Très nombreux, chacun seul.

TresNombreux

Très nombreux, chacun seul, textes de Jean-Pierre Bodin, Alexandrine Brisson, Christophe Dejours, Sonya Faure, Simone Weil, Bertolt Brecht, par le collectif de réalisation Jean-Pierre Bodin, Alexandre Brisson, Jean-Louis Hourdin, et Roland Auzet.

  Nous vous avions déjà parlé de ce spectacle (voir Le Théâtre du Blog), créé en 2012 au Théâtre des Halles d’ Avignon, et repris au Théâtre de la Tempête.  Il dénonce les conditions de travail dans une entreprise qui bat de l’aile, et où Philippe Widdershoven, un de ses cadres mais aussi responsable C.G.T., donc moralement coincé n’avait pu supporter les menaces que le directeurs faisaient peser sur lui,  et s’était suicidé en 2009… en laissant une lettre avec des accusations claires et précises.
L’affaire avait fait grand bruit: le Sénat avait même observé une minute de silence, et ce suicide avait été reconnu par l’entreprise Deshoulières comme accident du travail, ce qui est exceptionnel!
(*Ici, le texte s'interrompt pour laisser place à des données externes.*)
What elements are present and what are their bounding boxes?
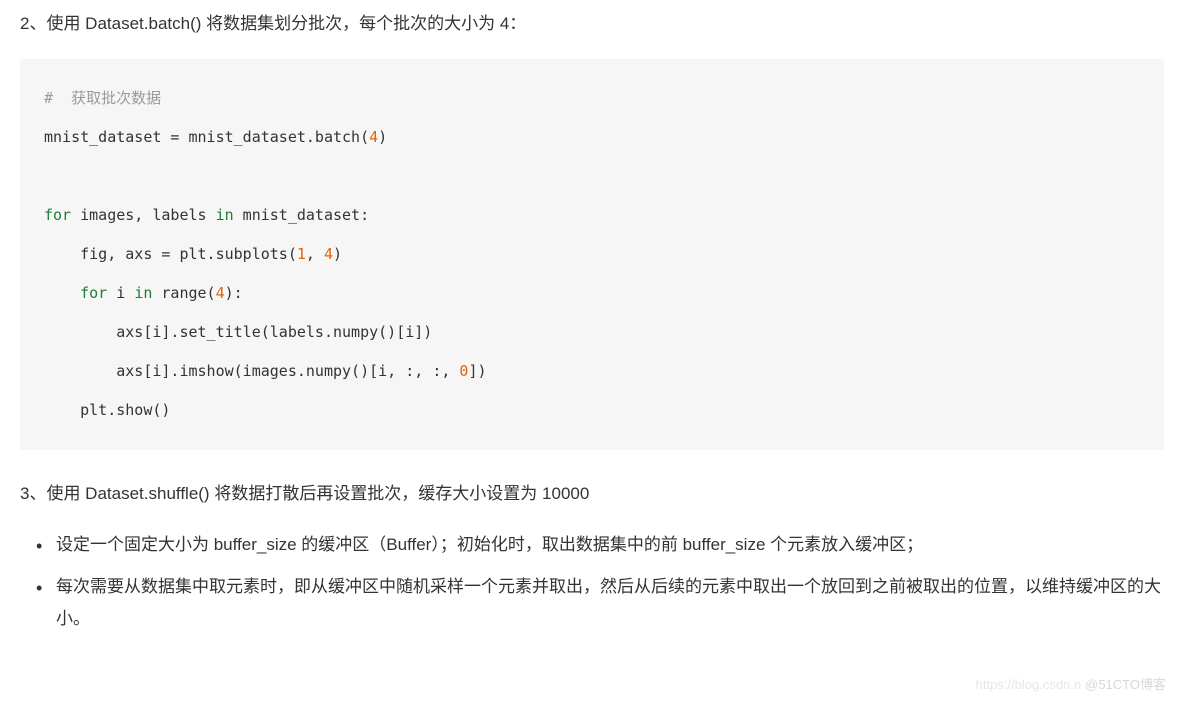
watermark-left: https://blog.csdn.n [976,677,1082,692]
code-line-1a: mnist_dataset = mnist_dataset.batch( [44,128,369,146]
code-line-3c: , [306,245,324,263]
code-line-7: plt.show() [44,401,170,419]
code-line-4c: ): [225,284,243,302]
code-num-4: 4 [369,128,378,146]
code-line-6a: axs[i].imshow(images.numpy()[i, :, :, [44,362,459,380]
code-block: # 获取批次数据 mnist_dataset = mnist_dataset.b… [20,59,1164,450]
code-num-1: 1 [297,245,306,263]
watermark: https://blog.csdn.n@51CTO博客 [976,674,1166,696]
code-num-4b: 4 [324,245,333,263]
code-keyword-in: in [216,206,234,224]
code-line-4a: i [107,284,134,302]
code-keyword-in-2: in [134,284,152,302]
code-line-3b: ) [333,245,342,263]
watermark-right: @51CTO博客 [1085,677,1166,692]
section-2-heading: 2、使用 Dataset.batch() 将数据集划分批次，每个批次的大小为 4… [20,10,1164,39]
code-line-6b: ]) [468,362,486,380]
code-line-1b: ) [378,128,387,146]
code-num-4c: 4 [216,284,225,302]
section-3-heading: 3、使用 Dataset.shuffle() 将数据打散后再设置批次，缓存大小设… [20,480,1164,509]
code-comment: # 获取批次数据 [44,89,161,107]
code-line-2b: mnist_dataset: [234,206,369,224]
code-line-3a: fig, axs = plt.subplots( [44,245,297,263]
code-line-5: axs[i].set_title(labels.numpy()[i]) [44,323,432,341]
bullet-list: 设定一个固定大小为 buffer_size 的缓冲区（Buffer）；初始化时，… [20,529,1164,636]
code-keyword-for: for [44,206,71,224]
code-line-2a: images, labels [71,206,216,224]
list-item: 设定一个固定大小为 buffer_size 的缓冲区（Buffer）；初始化时，… [56,529,1164,561]
code-line-4b: range( [152,284,215,302]
code-keyword-for-2: for [80,284,107,302]
list-item: 每次需要从数据集中取元素时，即从缓冲区中随机采样一个元素并取出，然后从后续的元素… [56,571,1164,636]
Jean-Pierre Bodin montre aussi à la fin comment cette mort avait démoli la confiance des ouvriers dans leur travail personnel et dans leur entreprise.
Très nombreux chacun seul a été resserré et s’est bonifié au cours du temps. C’est poignant de vérité! Notamment quand Christophe Desjours, psychiatre, professeur titulaire de la chaire de psychanalyse-santé-travail au Conservatoire national des arts et métiers, (filmé mais très présent) montre que l’entreprise avait pris l’aspect d’un petit Etat totalitaire où chacun est surveillé par l’autre et, par peur de perdre son emploi, en vient à de actes inqualifiables de violence, avec l’accord total de ses dirigeants qui créent même des postes pour aider psychologiquement leurs employés
Et cette piqûre de rappel n’a rien perdu de son actualité, même si François Hollande a, entre temps, succédé à Nicolas Sarkozy, et est donc loin d’être inutile.Il fait doux comme à la fin de  l’été, à Paris et à la Cartoucherie: vous n’avez donc aucune raison de rater ce formidable moment de textes et d’images entrelacés, d’une rare intelligence scénique.
Un petit regret: on aurait bien aimé connaître la suite de cette triste histoire où tout, semble-t-il, n’est pas encore réglé; L’épouse et la fille de Philippe Widdershoven n’ont jamais cessé leur combat, et Gérard Zink et Cyrille Roze, les deux anciens dirigeants de Deshoulières ont été poursuivis pour homicide involontaire en septembre dernier, au  tribunal correctionnel de Poitiers. Mais le procès a été renvoyé à une date ultérieure…

 Philippe du Vignal

Théâtre de la Tempête, Cartoucherie de Vincennes, jusqu’au 6 janvier.